Do Boards of Directors Have a Use-By Date?

by Corporate Compliance Insights
June 8, 2016
in Governance, Whitepapers
Do Boards of Directors Have a Use-By Date?

The value of board directors to a company’s value increases the longer they serve—at least for nine years, according to new research from QMA that examines the relationship between average board tenure and current and future market value and future stock returns.

QMA, with $111 billion under management, is multi-asset class investment manager, owned by Prudential Financial, Inc. (NYSE: PRU).

A look at more than 3,000 companies over 18 years shows that experience enhances directors’ ability to monitor company management, advise on strategy and provide stability.

But as all good things must come to an end, the study carries a word of caution and an implied “use-by-date:” After nine years, the positive relationship between tenure and company value reverses and values decline, especially at fast-growing companies that require directors to keep up with technological trends.
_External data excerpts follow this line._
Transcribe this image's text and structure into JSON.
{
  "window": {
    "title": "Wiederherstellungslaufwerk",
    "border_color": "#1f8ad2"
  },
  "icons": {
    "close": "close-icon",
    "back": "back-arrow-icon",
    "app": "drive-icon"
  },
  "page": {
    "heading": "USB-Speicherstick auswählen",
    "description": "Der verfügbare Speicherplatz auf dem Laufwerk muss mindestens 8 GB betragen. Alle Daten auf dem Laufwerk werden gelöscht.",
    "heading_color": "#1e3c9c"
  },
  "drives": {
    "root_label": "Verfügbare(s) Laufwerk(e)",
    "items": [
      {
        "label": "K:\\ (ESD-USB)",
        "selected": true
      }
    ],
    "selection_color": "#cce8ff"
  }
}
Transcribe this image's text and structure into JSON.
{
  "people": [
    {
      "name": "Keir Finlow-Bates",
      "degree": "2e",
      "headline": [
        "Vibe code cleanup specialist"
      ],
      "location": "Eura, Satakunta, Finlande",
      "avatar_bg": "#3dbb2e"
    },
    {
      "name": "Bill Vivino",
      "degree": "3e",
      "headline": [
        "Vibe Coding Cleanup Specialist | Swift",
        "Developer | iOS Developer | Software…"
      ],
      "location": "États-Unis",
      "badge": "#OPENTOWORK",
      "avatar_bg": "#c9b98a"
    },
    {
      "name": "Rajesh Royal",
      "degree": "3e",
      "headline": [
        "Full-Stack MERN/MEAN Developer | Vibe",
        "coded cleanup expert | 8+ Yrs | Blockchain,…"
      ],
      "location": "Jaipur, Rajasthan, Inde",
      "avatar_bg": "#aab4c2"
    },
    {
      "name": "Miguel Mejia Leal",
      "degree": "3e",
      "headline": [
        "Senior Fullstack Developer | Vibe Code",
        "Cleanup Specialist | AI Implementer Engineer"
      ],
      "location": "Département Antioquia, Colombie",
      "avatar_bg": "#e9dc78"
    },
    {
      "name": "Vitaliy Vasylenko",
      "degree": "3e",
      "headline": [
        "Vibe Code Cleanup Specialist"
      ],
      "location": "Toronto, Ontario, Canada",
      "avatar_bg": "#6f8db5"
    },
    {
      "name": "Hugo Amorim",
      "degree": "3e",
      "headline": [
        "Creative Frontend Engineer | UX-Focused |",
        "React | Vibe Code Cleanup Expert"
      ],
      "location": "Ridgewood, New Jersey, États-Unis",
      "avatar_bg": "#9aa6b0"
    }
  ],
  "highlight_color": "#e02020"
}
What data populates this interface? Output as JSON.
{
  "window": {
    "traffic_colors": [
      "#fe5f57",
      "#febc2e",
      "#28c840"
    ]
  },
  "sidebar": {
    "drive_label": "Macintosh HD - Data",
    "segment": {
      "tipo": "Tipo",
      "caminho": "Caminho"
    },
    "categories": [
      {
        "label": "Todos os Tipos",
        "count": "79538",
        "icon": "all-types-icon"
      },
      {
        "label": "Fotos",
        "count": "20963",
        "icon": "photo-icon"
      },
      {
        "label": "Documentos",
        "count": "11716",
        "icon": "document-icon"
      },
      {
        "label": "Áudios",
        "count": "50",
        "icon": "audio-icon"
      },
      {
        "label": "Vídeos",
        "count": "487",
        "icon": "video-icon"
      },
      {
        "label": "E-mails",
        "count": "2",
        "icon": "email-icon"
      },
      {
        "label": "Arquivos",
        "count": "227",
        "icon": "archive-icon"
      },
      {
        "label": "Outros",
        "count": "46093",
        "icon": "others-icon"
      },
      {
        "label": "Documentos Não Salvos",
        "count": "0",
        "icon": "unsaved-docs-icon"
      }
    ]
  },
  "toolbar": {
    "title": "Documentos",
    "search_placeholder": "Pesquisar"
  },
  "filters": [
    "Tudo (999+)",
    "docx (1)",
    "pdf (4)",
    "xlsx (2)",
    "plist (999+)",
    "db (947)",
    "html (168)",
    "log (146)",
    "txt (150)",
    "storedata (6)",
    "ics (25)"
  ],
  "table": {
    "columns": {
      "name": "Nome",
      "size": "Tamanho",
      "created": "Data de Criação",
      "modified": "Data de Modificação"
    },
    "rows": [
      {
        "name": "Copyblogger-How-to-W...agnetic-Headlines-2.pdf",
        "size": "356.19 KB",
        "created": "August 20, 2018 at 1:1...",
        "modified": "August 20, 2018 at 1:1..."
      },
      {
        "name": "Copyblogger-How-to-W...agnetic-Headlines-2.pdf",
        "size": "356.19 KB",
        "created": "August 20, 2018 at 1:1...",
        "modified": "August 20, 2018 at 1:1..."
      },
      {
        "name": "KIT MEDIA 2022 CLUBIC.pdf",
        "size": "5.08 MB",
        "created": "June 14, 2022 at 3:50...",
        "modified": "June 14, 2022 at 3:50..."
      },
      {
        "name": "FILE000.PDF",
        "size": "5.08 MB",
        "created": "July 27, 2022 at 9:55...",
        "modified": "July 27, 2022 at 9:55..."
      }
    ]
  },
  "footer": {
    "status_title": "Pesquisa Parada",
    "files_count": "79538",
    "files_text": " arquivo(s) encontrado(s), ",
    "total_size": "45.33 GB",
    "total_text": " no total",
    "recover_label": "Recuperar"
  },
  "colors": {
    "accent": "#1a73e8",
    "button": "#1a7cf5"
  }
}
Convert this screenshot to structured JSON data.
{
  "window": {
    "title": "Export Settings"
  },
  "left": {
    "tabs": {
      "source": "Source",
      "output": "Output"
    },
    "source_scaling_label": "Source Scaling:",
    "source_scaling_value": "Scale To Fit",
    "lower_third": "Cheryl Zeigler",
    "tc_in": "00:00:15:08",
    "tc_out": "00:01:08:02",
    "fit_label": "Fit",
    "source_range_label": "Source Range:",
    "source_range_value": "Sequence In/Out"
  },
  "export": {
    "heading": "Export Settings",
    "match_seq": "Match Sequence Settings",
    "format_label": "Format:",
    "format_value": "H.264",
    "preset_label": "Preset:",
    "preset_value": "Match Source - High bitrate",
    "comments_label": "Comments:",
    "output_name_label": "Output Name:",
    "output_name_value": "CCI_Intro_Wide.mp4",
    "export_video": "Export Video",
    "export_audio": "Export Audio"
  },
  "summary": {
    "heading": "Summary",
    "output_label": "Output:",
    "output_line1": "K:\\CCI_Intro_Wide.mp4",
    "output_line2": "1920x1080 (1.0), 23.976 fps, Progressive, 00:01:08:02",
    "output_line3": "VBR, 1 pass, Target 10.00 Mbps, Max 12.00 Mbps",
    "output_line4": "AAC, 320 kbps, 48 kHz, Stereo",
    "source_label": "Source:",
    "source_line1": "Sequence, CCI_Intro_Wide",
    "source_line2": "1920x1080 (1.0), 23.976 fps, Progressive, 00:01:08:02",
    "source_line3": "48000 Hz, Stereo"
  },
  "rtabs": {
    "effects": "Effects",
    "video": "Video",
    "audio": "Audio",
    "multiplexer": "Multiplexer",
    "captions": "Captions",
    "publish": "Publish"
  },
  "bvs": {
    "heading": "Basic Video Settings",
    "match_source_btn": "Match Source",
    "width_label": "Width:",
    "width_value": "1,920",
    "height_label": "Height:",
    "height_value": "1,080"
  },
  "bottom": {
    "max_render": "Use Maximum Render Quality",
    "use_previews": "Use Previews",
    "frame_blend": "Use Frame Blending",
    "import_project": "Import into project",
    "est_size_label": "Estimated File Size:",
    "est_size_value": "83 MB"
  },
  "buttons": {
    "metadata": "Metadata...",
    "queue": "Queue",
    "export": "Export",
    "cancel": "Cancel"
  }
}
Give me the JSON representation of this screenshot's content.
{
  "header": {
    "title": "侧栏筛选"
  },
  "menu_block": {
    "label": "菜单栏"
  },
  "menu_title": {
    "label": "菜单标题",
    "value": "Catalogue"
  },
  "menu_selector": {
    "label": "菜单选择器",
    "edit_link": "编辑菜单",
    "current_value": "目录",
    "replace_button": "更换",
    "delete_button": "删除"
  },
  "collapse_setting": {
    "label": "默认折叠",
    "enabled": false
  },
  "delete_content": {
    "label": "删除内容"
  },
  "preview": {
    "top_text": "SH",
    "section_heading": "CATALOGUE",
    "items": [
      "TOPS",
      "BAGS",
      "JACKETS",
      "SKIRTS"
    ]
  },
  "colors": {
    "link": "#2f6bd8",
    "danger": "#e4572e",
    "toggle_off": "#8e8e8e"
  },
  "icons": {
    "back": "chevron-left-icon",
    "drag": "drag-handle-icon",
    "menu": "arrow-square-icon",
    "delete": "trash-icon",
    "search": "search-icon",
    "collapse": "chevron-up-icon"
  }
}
“Institutional and activist investors continue to call for board limits, claiming that long-tenured directors are too entrenched to be effective,” said Gavin Smith, Vice President at QMA. “We found the opposite—that data supports the notion that companies with longer board tenures tend to increase in value and stock performance.”

Among key findings:

  • Investment strategies that go long on companies with average board tenure of 12 years and short those with tenure of less than two boosted excess monthly returns by 0.31 percent.
  • Median market-to-book value increase as board tenures increase;
  • But, median company valuations drop sharply with board tenures of nine years and higher.
  • Markets reward companies with long-tenured boards with a “stability premium.”

“Clearly, it’s important to monitor the effectiveness of directors, but it’s equally important to understand that a one-size-fits-all term limit may have as much of a negative impact on company value as a director who has lost her edge,” Smith said.

QMA is one of the first to provide empirical evidence showing the relationship between tenure and company valuation.